Regarding the U.S. EPA, the CSB report recommended:
Revise the Chemical Accident Prevention Provisions under 40 CFR Part 68 to require the documented use of inherently safer systems analysis and the hierarchy of controls to the greatest extent feasible in establishing safeguards for identified process hazards. Until this revision is in effect, develop guidance and enforce the use of inherently safer systems analysis and the hierarchy of controls to the greatest extent feasible in establishing safeguards for identified process hazards through the Clean Air Act’s General Duty Clause.

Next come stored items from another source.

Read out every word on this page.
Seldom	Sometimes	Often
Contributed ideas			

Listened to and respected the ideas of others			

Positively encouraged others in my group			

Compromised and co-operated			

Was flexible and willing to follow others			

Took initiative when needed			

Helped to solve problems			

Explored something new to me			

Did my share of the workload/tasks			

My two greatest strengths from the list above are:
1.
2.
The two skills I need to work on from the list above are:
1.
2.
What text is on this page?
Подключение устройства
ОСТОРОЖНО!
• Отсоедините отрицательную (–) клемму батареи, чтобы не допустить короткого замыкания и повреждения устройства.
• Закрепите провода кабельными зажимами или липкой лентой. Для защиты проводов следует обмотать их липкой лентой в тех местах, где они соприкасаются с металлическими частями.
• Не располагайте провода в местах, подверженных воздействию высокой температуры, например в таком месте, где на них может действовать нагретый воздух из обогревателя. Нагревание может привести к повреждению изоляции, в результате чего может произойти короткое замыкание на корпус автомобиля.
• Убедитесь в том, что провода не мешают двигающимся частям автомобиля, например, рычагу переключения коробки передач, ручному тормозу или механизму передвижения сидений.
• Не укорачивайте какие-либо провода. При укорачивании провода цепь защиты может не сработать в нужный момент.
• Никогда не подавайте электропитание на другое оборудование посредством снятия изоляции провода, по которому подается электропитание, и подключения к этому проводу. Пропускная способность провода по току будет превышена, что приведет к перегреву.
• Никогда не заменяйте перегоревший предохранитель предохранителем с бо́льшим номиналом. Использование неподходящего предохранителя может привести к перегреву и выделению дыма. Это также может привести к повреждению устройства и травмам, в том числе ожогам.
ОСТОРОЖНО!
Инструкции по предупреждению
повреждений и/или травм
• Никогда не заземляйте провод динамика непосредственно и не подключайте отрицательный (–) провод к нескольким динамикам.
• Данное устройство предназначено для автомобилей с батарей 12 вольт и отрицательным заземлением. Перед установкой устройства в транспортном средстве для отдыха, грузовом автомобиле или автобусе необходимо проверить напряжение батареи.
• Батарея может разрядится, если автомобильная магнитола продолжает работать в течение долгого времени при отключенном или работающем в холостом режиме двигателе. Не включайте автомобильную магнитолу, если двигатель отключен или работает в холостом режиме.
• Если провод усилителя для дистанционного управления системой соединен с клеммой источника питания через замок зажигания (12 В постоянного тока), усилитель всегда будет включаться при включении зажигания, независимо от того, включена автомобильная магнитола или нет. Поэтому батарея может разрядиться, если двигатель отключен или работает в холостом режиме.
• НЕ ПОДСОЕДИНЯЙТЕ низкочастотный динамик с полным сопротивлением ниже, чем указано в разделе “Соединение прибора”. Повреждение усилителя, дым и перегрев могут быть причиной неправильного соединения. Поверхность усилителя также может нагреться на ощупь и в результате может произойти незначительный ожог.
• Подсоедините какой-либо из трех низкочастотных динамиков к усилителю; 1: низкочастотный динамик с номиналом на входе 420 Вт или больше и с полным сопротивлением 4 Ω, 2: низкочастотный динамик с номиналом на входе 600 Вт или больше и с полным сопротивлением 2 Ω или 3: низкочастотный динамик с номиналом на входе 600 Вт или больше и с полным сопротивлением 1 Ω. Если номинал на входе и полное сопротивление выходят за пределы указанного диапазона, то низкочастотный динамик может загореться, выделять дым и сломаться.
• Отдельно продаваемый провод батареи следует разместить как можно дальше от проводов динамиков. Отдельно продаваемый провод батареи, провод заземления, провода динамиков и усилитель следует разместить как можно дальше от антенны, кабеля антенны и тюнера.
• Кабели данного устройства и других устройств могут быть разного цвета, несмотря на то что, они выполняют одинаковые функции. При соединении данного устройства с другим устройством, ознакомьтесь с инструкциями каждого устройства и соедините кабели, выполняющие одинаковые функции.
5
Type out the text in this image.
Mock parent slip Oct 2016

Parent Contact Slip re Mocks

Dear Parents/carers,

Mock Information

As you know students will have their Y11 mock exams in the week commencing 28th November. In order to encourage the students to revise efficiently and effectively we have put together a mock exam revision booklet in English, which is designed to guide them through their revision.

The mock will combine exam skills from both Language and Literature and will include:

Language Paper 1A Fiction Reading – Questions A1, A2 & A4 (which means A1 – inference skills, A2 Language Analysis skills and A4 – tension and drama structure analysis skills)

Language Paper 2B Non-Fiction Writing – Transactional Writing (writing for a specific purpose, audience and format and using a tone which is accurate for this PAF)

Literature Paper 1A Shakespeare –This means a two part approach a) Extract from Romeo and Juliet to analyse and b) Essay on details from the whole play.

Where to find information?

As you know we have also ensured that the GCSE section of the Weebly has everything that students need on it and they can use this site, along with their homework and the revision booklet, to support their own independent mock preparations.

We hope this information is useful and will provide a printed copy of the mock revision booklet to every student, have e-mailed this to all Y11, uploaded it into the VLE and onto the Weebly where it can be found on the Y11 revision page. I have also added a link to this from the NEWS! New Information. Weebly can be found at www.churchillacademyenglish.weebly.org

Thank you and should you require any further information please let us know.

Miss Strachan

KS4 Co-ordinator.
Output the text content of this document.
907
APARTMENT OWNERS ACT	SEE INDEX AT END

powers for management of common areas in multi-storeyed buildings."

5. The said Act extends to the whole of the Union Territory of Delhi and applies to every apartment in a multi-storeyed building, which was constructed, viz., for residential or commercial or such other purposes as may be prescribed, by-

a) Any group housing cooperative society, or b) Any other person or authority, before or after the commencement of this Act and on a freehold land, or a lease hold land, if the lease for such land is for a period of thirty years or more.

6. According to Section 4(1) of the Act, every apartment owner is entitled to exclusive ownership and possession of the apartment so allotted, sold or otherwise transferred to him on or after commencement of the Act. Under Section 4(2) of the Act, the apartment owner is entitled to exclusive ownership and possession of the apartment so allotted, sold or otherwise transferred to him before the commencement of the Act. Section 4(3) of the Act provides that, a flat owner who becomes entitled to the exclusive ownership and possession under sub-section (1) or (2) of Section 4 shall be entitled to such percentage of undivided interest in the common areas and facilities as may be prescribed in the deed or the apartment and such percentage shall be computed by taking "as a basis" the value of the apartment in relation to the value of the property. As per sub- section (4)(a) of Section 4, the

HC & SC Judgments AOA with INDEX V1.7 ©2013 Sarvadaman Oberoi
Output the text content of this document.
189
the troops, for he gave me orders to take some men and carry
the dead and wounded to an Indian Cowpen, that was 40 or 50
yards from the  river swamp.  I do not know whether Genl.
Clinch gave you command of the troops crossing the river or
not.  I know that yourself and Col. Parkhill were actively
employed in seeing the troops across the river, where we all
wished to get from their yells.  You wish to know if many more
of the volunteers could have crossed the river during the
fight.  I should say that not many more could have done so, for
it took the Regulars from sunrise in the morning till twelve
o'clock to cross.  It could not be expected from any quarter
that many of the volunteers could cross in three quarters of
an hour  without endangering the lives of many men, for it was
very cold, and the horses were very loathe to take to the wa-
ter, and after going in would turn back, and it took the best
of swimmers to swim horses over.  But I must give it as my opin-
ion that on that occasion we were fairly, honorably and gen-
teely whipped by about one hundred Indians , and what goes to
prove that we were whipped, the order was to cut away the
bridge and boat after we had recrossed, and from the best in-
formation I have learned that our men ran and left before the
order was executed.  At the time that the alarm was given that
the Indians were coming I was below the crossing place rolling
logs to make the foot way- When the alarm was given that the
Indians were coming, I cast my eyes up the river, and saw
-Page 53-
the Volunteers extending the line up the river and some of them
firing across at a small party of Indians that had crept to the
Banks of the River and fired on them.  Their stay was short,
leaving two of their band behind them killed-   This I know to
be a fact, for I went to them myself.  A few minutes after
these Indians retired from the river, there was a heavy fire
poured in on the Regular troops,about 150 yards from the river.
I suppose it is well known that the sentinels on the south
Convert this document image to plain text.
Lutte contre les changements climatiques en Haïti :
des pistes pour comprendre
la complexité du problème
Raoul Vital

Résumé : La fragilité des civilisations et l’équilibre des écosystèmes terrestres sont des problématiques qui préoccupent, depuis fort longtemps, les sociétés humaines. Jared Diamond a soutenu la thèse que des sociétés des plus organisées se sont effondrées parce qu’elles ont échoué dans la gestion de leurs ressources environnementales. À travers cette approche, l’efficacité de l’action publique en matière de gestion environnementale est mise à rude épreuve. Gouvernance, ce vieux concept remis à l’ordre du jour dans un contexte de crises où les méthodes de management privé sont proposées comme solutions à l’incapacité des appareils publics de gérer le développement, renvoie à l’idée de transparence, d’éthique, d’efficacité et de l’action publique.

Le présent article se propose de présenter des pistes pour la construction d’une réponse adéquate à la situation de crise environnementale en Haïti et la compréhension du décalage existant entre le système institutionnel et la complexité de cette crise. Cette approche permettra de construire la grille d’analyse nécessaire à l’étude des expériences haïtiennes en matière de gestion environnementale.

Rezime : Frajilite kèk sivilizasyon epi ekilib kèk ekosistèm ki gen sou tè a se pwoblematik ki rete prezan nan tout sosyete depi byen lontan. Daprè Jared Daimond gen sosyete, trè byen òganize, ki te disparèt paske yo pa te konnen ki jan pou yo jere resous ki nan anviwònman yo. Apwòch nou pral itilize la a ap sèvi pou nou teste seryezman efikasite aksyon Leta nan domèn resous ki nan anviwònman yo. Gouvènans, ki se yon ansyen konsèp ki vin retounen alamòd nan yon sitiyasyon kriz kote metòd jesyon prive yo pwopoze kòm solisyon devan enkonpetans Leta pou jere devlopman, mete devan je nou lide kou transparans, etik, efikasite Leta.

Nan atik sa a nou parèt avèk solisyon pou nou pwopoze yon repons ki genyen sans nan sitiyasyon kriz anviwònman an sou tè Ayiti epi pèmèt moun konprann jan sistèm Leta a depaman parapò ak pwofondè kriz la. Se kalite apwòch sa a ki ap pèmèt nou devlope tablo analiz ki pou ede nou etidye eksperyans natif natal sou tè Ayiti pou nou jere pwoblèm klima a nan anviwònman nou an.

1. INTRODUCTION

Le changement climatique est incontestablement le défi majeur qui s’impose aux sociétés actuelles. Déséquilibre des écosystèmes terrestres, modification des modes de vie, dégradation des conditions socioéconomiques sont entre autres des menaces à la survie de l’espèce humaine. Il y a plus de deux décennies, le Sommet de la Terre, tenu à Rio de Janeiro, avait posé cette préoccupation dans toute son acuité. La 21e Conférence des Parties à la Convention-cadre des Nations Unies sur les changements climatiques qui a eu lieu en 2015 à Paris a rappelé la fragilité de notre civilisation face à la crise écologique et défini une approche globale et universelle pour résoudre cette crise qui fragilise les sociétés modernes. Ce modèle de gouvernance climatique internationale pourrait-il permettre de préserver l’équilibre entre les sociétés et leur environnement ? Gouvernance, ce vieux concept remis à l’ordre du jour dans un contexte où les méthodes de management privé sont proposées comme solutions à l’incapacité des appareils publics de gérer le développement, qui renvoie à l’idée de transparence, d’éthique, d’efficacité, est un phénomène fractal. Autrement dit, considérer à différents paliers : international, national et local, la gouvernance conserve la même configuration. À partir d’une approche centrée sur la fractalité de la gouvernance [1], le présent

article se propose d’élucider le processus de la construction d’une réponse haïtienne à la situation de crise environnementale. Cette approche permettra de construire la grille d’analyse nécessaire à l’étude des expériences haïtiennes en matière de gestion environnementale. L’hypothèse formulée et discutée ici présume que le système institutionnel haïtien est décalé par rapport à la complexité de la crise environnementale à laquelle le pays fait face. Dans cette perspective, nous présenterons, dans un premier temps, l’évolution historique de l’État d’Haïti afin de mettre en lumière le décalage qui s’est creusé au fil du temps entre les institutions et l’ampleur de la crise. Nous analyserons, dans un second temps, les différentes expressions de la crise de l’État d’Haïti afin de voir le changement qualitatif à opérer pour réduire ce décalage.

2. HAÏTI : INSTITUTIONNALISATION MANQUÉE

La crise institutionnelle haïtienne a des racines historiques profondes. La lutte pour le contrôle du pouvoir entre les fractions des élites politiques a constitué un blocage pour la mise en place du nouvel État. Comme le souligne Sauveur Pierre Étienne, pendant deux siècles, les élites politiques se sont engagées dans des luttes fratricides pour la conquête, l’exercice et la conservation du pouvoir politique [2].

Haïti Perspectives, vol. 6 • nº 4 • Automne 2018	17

West Virginians may recall that the issue of industry not focusing on “inherently safer” designs and technology was discussed for many years regarding the former Union Carbide (now Bayer CropScience) plant in Institute and its now-dismantled stockpile of the deadly chemical methyl isocyanate, or MIC. And, we’re coming up on the two-year anniversary of a National Academy of Sciences report that noted the lack of focus by industry on the concept of inherently safer practices:
Key obstacles to their use include lack of familiarity with the tools among chemical process industry decision makers and the fear that the methods are either too simplistic or too costly to use … The use of these techniques could benefit not only the communities at risk from safety breaches, but also the industries themselves, as decision making techniques can help with the identification of profitable safety solutions that otherwise could be overlooked.